The stacked bar chart
b <- ggplot(df3, aes(x = year, y = recorded_cases, fill = crime_group)) +
geom_bar(stat = "identity") +
labs(title = "Progression of Crime in England and Wales", #plot a title
subtitle = "Recorded from April to March, 2001 to 2019", #plot a subtitle
x ="Years", y = "Recorded Cases", # plot the axes' titles
fill = "Crime Group", # plot the colour legend title
caption = "SOURCE: Office for National Statistics") +
theme_bw() + #classic black and white look +
theme(axis.text.x = element_text(angle = 90, vjust = 0.5, hjust=1)) +
scale_fill_manual(values = c("pink", "orange", "brown", "chocolate", "beige","gray")) +
scale_y_continuous(labels = scales::comma_format()) #format the y axis
# show the graph
b
The line chart
# to choose a pallet that is colour blind friendly: display.brewer.all(colorblindFriendly = TRUE)
p <- df3 %>%
ggplot(mapping=aes(x=year, y=recorded_cases, group= crime_group,
colour = crime_group)) +
geom_line() + #plot a line
geom_point(size = 3, alpha = 0.3) + #plot the points
labs(title = "Progression of Crime in England and Wales", #plot a title
subtitle = "Recorded from April to March, 2001 to 2019", #plot a subtitle
x ="Years", y = "Recorded Cases", # plot the axes' titles
colour = "Crime Group", # plot the colour legend title
caption = "SOURCE: Office for National Statistics") + #plot caption
theme_bw() + #classic black and white look
theme(axis.text.x = element_text(angle = 90, vjust = 0.5, hjust=1)) +
# rotate the years 90 degrees
scale_color_brewer(palette ="Set2") +
#choose a pallet that is colour blind friendly
scale_y_continuous(labels = scales::comma_format()) # format the y axis scale
# show the graph
p
As the main visualisation piece of this project, I chose the line chart.
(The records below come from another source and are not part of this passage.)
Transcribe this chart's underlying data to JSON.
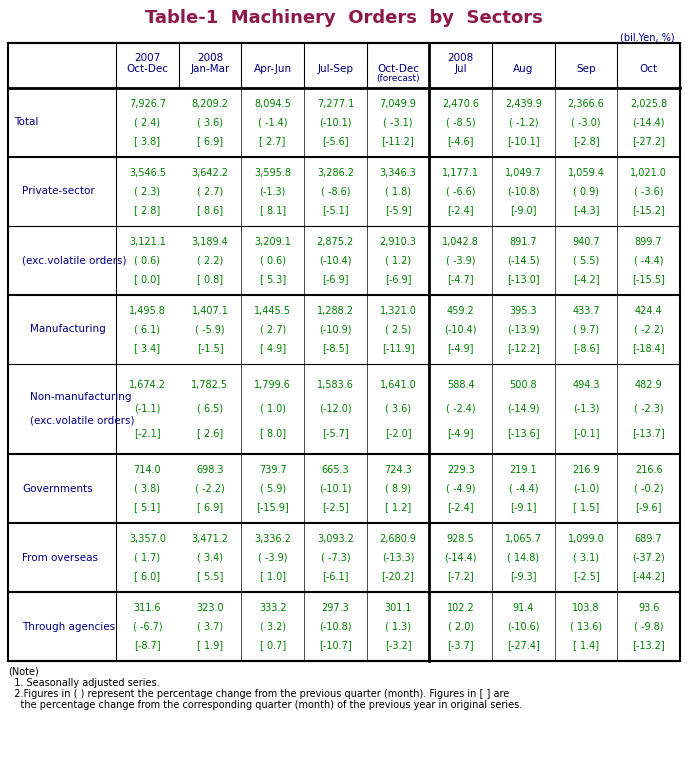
{
  "title": "Table-1  Machinery  Orders  by  Sectors",
  "title_color": "#8B1A4A",
  "unit_label": "(bil.Yen, %)",
  "year_labels": [
    "2007",
    "2008",
    "",
    "",
    "",
    "2008",
    "",
    "",
    ""
  ],
  "period_labels": [
    "Oct-Dec",
    "Jan-Mar",
    "Apr-Jun",
    "Jul-Sep",
    "Oct-Dec",
    "Jul",
    "Aug",
    "Sep",
    "Oct"
  ],
  "forecast_label": "(forecast)",
  "rows": [
    {
      "label": [
        "Total"
      ],
      "label_indent": 0,
      "row_span": 1,
      "values": [
        [
          "7,926.7",
          "( 2.4)",
          "[ 3.8]"
        ],
        [
          "8,209.2",
          "( 3.6)",
          "[ 6.9]"
        ],
        [
          "8,094.5",
          "( -1.4)",
          "[ 2.7]"
        ],
        [
          "7,277.1",
          "(-10.1)",
          "[-5.6]"
        ],
        [
          "7,049.9",
          "( -3.1)",
          "[-11.2]"
        ],
        [
          "2,470.6",
          "( -8.5)",
          "[-4.6]"
        ],
        [
          "2,439.9",
          "( -1.2)",
          "[-10.1]"
        ],
        [
          "2,366.6",
          "( -3.0)",
          "[-2.8]"
        ],
        [
          "2,025.8",
          "(-14.4)",
          "[-27.2]"
        ]
      ],
      "thick_bottom": true
    },
    {
      "label": [
        "Private-sector"
      ],
      "label_indent": 1,
      "row_span": 1,
      "values": [
        [
          "3,546.5",
          "( 2.3)",
          "[ 2.8]"
        ],
        [
          "3,642.2",
          "( 2.7)",
          "[ 8.6]"
        ],
        [
          "3,595.8",
          "(-1.3)",
          "[ 8.1]"
        ],
        [
          "3,286.2",
          "( -8.6)",
          "[-5.1]"
        ],
        [
          "3,346.3",
          "( 1.8)",
          "[-5.9]"
        ],
        [
          "1,177.1",
          "( -6.6)",
          "[-2.4]"
        ],
        [
          "1,049.7",
          "(-10.8)",
          "[-9.0]"
        ],
        [
          "1,059.4",
          "( 0.9)",
          "[-4.3]"
        ],
        [
          "1,021.0",
          "( -3.6)",
          "[-15.2]"
        ]
      ],
      "thick_bottom": false
    },
    {
      "label": [
        "(exc.volatile orders)"
      ],
      "label_indent": 1,
      "row_span": 1,
      "values": [
        [
          "3,121.1",
          "( 0.6)",
          "[ 0.0]"
        ],
        [
          "3,189.4",
          "( 2.2)",
          "[ 0.8]"
        ],
        [
          "3,209.1",
          "( 0.6)",
          "[ 5.3]"
        ],
        [
          "2,875.2",
          "(-10.4)",
          "[-6.9]"
        ],
        [
          "2,910.3",
          "( 1.2)",
          "[-6.9]"
        ],
        [
          "1,042.8",
          "( -3.9)",
          "[-4.7]"
        ],
        [
          "891.7",
          "(-14.5)",
          "[-13.0]"
        ],
        [
          "940.7",
          "( 5.5)",
          "[-4.2]"
        ],
        [
          "899.7",
          "( -4.4)",
          "[-15.5]"
        ]
      ],
      "thick_bottom": true
    },
    {
      "label": [
        "Manufacturing"
      ],
      "label_indent": 2,
      "row_span": 1,
      "values": [
        [
          "1,495.8",
          "( 6.1)",
          "[ 3.4]"
        ],
        [
          "1,407.1",
          "( -5.9)",
          "[-1.5]"
        ],
        [
          "1,445.5",
          "( 2.7)",
          "[ 4.9]"
        ],
        [
          "1,288.2",
          "(-10.9)",
          "[-8.5]"
        ],
        [
          "1,321.0",
          "( 2.5)",
          "[-11.9]"
        ],
        [
          "459.2",
          "(-10.4)",
          "[-4.9]"
        ],
        [
          "395.3",
          "(-13.9)",
          "[-12.2]"
        ],
        [
          "433.7",
          "( 9.7)",
          "[-8.6]"
        ],
        [
          "424.4",
          "( -2.2)",
          "[-18.4]"
        ]
      ],
      "thick_bottom": false
    },
    {
      "label": [
        "Non-manufacturing",
        "(exc.volatile orders)"
      ],
      "label_indent": 2,
      "row_span": 2,
      "values": [
        [
          "1,674.2",
          "(-1.1)",
          "[-2.1]"
        ],
        [
          "1,782.5",
          "( 6.5)",
          "[ 2.6]"
        ],
        [
          "1,799.6",
          "( 1.0)",
          "[ 8.0]"
        ],
        [
          "1,583.6",
          "(-12.0)",
          "[-5.7]"
        ],
        [
          "1,641.0",
          "( 3.6)",
          "[-2.0]"
        ],
        [
          "588.4",
          "( -2.4)",
          "[-4.9]"
        ],
        [
          "500.8",
          "(-14.9)",
          "[-13.6]"
        ],
        [
          "494.3",
          "(-1.3)",
          "[-0.1]"
        ],
        [
          "482.9",
          "( -2.3)",
          "[-13.7]"
        ]
      ],
      "thick_bottom": true
    },
    {
      "label": [
        "Governments"
      ],
      "label_indent": 1,
      "row_span": 1,
      "values": [
        [
          "714.0",
          "( 3.8)",
          "[ 5.1]"
        ],
        [
          "698.3",
          "( -2.2)",
          "[ 6.9]"
        ],
        [
          "739.7",
          "( 5.9)",
          "[-15.9]"
        ],
        [
          "665.3",
          "(-10.1)",
          "[-2.5]"
        ],
        [
          "724.3",
          "( 8.9)",
          "[ 1.2]"
        ],
        [
          "229.3",
          "( -4.9)",
          "[-2.4]"
        ],
        [
          "219.1",
          "( -4.4)",
          "[-9.1]"
        ],
        [
          "216.9",
          "(-1.0)",
          "[ 1.5]"
        ],
        [
          "216.6",
          "( -0.2)",
          "[-9.6]"
        ]
      ],
      "thick_bottom": true
    },
    {
      "label": [
        "From overseas"
      ],
      "label_indent": 1,
      "row_span": 1,
      "values": [
        [
          "3,357.0",
          "( 1.7)",
          "[ 6.0]"
        ],
        [
          "3,471.2",
          "( 3.4)",
          "[ 5.5]"
        ],
        [
          "3,336.2",
          "( -3.9)",
          "[ 1.0]"
        ],
        [
          "3,093.2",
          "( -7.3)",
          "[-6.1]"
        ],
        [
          "2,680.9",
          "(-13.3)",
          "[-20.2]"
        ],
        [
          "928.5",
          "(-14.4)",
          "[-7.2]"
        ],
        [
          "1,065.7",
          "( 14.8)",
          "[-9.3]"
        ],
        [
          "1,099.0",
          "( 3.1)",
          "[-2.5]"
        ],
        [
          "689.7",
          "(-37.2)",
          "[-44.2]"
        ]
      ],
      "thick_bottom": true
    },
    {
      "label": [
        "Through agencies"
      ],
      "label_indent": 1,
      "row_span": 1,
      "values": [
        [
          "311.6",
          "( -6.7)",
          "[-8.7]"
        ],
        [
          "323.0",
          "( 3.7)",
          "[ 1.9]"
        ],
        [
          "333.2",
          "( 3.2)",
          "[ 0.7]"
        ],
        [
          "297.3",
          "(-10.8)",
          "[-10.7]"
        ],
        [
          "301.1",
          "( 1.3)",
          "[-3.2]"
        ],
        [
          "102.2",
          "( 2.0)",
          "[-3.7]"
        ],
        [
          "91.4",
          "(-10.6)",
          "[-27.4]"
        ],
        [
          "103.8",
          "( 13.6)",
          "[ 1.4]"
        ],
        [
          "93.6",
          "( -9.8)",
          "[-13.2]"
        ]
      ],
      "thick_bottom": true
    }
  ],
  "note_lines": [
    "(Note)",
    "  1. Seasonally adjusted series.",
    "  2.Figures in ( ) represent the percentage change from the previous quarter (month). Figures in [ ] are",
    "    the percentage change from the corresponding quarter (month) of the previous year in original series."
  ],
  "data_color": "#008000",
  "label_color": "#000080",
  "header_color": "#000080",
  "note_color": "#000000",
  "bg_color": "#FFFFFF"
}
It was more aesthetically pleasing but more importantly it gives us immediate answers to the research questions.
We can immediately identify the overall trend and track the changes in data points from 2001 to 2019. Overall, it looks like crime has been decreasing over time or at least the number of recorded cases has decreased.
I argue that we want important information to reach and be accessible to a wide range of audiences. Therefore, creating a graph that is easy to read is an advantage. The lines make it easy to see the changes in data and points indicate the number of recorded cases.
Further, it is possible to compare how different crime groups have progressed compared to each other. We see that until 2015, ‘theft offences’ always had the highest number of recorded cases, but in 2016, 2018, and 2019 ‘fraud’ was the crime group with the highest number of recorded cases. On the other hand, ‘robbery’ has consistently been the crime group with the lowest number of recorded cases.
One might think that ‘fraud’ and ‘computer misuse’ had zero occurrences. But it is important to remember that NA values were transformed into 0 so that they could be represented at the bottom of the graph. In reality, NA values mean that the data was not collected for that crime during that year. This is a limitation of the graph that is worth acknowledging as it could lead to misinterpretation.
Nevertheless, I still discarded the stacked bar chart. Since the stacks were of different sizes it created a number of problems that made the interpretation of the graph quite difficult and misleading. We could not easily compare different crime groups even with the addition of colour and it had limited ability to show the changes of each over time.
The final and interactive version
Now that I had selected my preferred graph, I wanted to make it interactive in order to allow the viewer to hover over each point and see more information about it. The y-axis is scaled, so once interaction was possible, the viewer could see the exact number of recorded cases for that specific type of crime in that year.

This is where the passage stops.